着火するとまず、ウィスキーの香りが漂ってきます。パッケージの説明文では触れられていませんが、ウィスキーで着香されているようですね。ウィスキー着香というと、以前このブログで「Mac Baren HH Highland Blend (マックバレン HH ハイランドブレンド)」を紹介して、個人的な評価はイマイチでした。HH ハイランドブレンドは「ウィスキージャブジャブぶっかけたんじゃないか?」と思われる程だったのに比べると、こちらのウィスキーの香りは控えめで、特にネガティブな印象はありません。あと、このブレンドではバーレーを使っていないというのも印象の違いの一因かも…。

序盤はこのウィスキーの香りと絡み合うようにヴァージニアが立ち上がってきて、何とも不思議な味わい。ラタキア(多分シリア産)がサポートとしてしっかり効いて、オリエンタルが隠し味といった感じでしょうか。

中盤になると、ウィスキーの香りを残したままヴァージニアの甘さが強まってきて、その分、味も濃くなり、全体的なタバコ感がアップします。依然としてメインはバージニア、サブがラタキアで、この辺がこのブレンドの一番美味しいところなのかと思います。この程度のウィスキーの香りだったら、お酒を飲めない自分でも美味しく味わえます。

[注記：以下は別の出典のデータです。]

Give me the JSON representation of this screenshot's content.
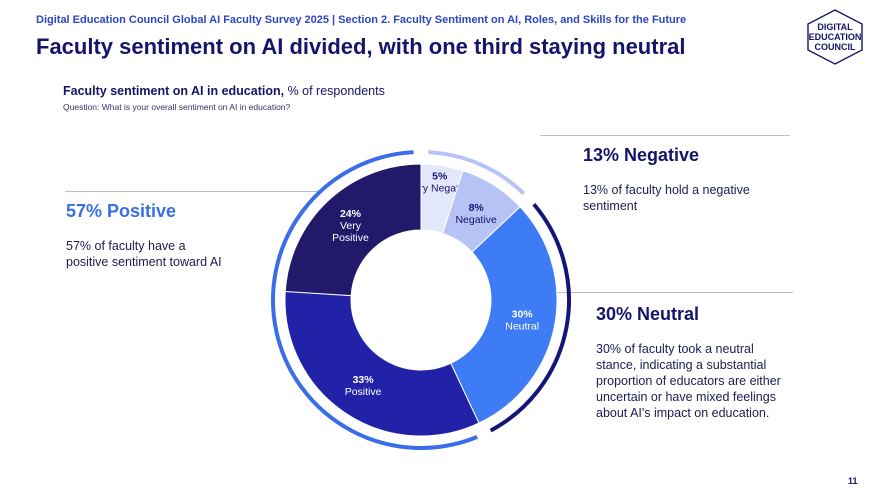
{
  "header": {
    "supertitle": "Digital Education Council Global AI Faculty Survey 2025 | Section 2. Faculty Sentiment on AI, Roles, and Skills for the Future",
    "title": "Faculty sentiment on AI divided, with one third staying neutral",
    "logo_lines": [
      "DIGITAL",
      "EDUCATION",
      "COUNCIL"
    ]
  },
  "chart_heading": {
    "bold": "Faculty sentiment on AI in education,",
    "rest": " % of respondents",
    "question": "Question: What is your overall sentiment on AI in education?"
  },
  "callouts": {
    "negative": {
      "headline": "13% Negative",
      "text_lines": [
        "13% of faculty hold a negative",
        "sentiment"
      ]
    },
    "neutral": {
      "headline": "30% Neutral",
      "text_lines": [
        "30% of faculty took a neutral",
        "stance, indicating a substantial",
        "proportion of educators are either",
        "uncertain or have mixed feelings",
        "about AI's impact on education."
      ]
    },
    "positive": {
      "headline": "57% Positive",
      "text_lines": [
        "57% of faculty have a",
        "positive sentiment toward AI"
      ]
    }
  },
  "colors": {
    "very_negative": "#e3e7fb",
    "negative": "#b8c3f5",
    "neutral": "#3d7cf5",
    "positive": "#2222a8",
    "very_positive": "#23196b",
    "positive_headline": "#3a6de8",
    "negative_headline": "#14146a",
    "neutral_headline": "#14146a",
    "supertitle": "#2c46c4"
  },
  "chart_data": {
    "type": "pie",
    "variant": "donut",
    "order": "clockwise from top",
    "categories": [
      "Very Negative",
      "Negative",
      "Neutral",
      "Positive",
      "Very Positive"
    ],
    "values": [
      5,
      8,
      30,
      33,
      24
    ],
    "value_labels": [
      "5%",
      "8%",
      "30%",
      "33%",
      "24%"
    ],
    "label_lines": [
      [
        "Very Negative"
      ],
      [
        "Negative"
      ],
      [
        "Neutral"
      ],
      [
        "Positive"
      ],
      [
        "Very",
        "Positive"
      ]
    ],
    "groups": [
      {
        "name": "Negative",
        "value": 13,
        "categories": [
          "Very Negative",
          "Negative"
        ]
      },
      {
        "name": "Neutral",
        "value": 30,
        "categories": [
          "Neutral"
        ]
      },
      {
        "name": "Positive",
        "value": 57,
        "categories": [
          "Positive",
          "Very Positive"
        ]
      }
    ]
  },
  "page_number": "11"
}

終盤に差し掛かると、ウィスキーの香りは飛んでしまうのか、残っていながらも弱まってきて、隠し味的な存在だったオリエンタルが若干主張してきます。終盤のこの味も旨いです。ただ、「普通に旨いイングリッシュ・ミクスチャー」といった感じで、個性は弱まっちゃいますが、終盤で妙?な事されるよりは、無難にまとめて1ボウル終了という喫後感を残してくれるのはさすがですね。

最近、たまたまジャーマインスモーカーズヘヴンエソテリカのブレンドはジャーマイン製)とマクレーランドを喫う事が続いているのですが、ホントイギリスとアメリカで違うもんだナァと実感します。ジャーマインは一筋縄では行かない(笑)ところがあるけど、マクレーランドは単純明快。ブレンドの繊細さ/シンプルさに関係なく、ジャーマインのブレンドってちょっと陰湿で、喫っていて「待てよ待てよ待てよ? なんか隠してないか?」となります。どっちも旨くて大好きですけど。

全般を通して味の変化もあり、奇を衒い過ぎかと思いそうになると無難な一面も見せてくれる、実にテクニシャンで本当に旨いブレンドだと思います。「正統派のイングリッシュ・ミクスチャーが好きで基本ラインは守りたいけど、ちょっとだけ冒険してみたい」という方にはとてもお薦めです。